Comments - Add Yours

  • Pingback: Tweets that mention A great message from Syracuse chief & union president at annual firefighter memorial service. But will anyone hear it? | --

  • FMCH

    What always boggles my mind is when the teabagging nutjobs say things like “They signed up for the job” etc etc. However, using that rationale, shouldn’t we apply the same thing to our men and women in the armed forces? I mean, they signed up for it, so should they really be “entitled” to combat pay?

    I’m a veteran of both the Army and Navy, so please don’t misconstrue what I’m saying.

  • Pingback: Lowlife Politician Tries To Drag Public Safety Down To Her Gutter | Firegeezer()

  • mike NYC

    The grass always looks greener on the neighbors lawn.

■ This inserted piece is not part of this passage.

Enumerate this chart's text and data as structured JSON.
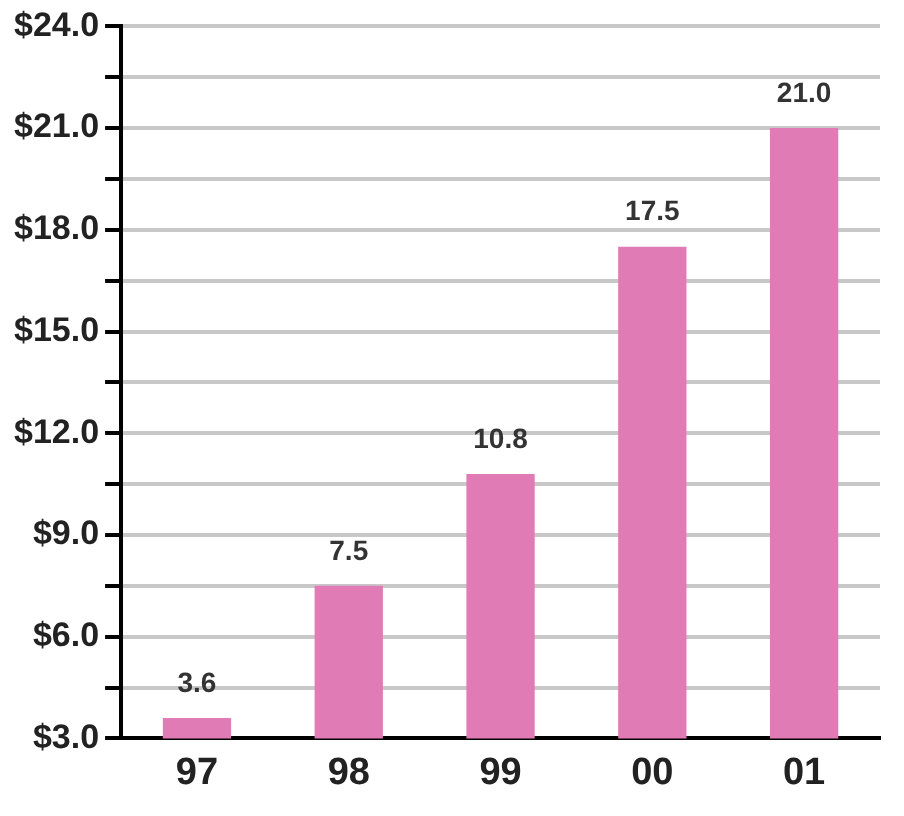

That is why the general public is upset with the idea civil servants get pensions. Bottom line the benefits of civil servants particularly firefighters and police officers in the State of New York appear to be generous in these bad economic times. As one of these civil servants I can understand the misguided frustration of the general public. BUT bottom line 20 years ago when I first worked for the State of New York ( my job required a Bachelor Degree ) I made 25,000 dollars less and no bonuses of any kind like the my private sector friends w/ comparable education levels.What was my reason to forgo $25,000 and bonuses, the defined pension I was to receive at 62 years old. Upon leaving that position and becoming a firefighter (NYC) I took on a much more dangerous job, my life expectancy is shorter, and I face injury and death everyday I go to work. My reward a decent pay not the best compared to neighboring municipalities and a defined pension after 20 years of service in the pension system. Why because the job of a firefighter is not a 9-5 office job ( not knocking 9-5 jobs as I had one prior to Fire Service as I explained). That is why we get paid decent and get defined pensions . To say it is a calling, yes of course you must be willing to go to work knowing you may die. But a word to the general public – because it takes a special type of individual doesn’t mean we should not be adequately paid and have a means of income after 20 years of service. This job is not for 55 year firefighters climbing a 100 aerial ladder to ventilate a roof. It is a young persons job. That is why we receive 20 year pensions in many NYS paid Dept. Jobs of the emergency service cannot be compared to the average job and that is why benefits and pensions maybe a bit better than the private sector jobs right now. Go back in time when the stock market was rolling and the private sector was getting xmas bonuses, people were buying huge houses, having boats, etc most firefighters were working a second job to make ends meet.
    Now the very same people who were living the high life lost in the big economic down turn and are astonished that the very jobs they never even considered to take have a defined pension. I applaud the Chief for his comments. I make no apologies for my defined pension I can receive right now but chose to stay working a job I truly enjoy. But, everyday I go to work is Russian roulette!!!!!!!!!!!!!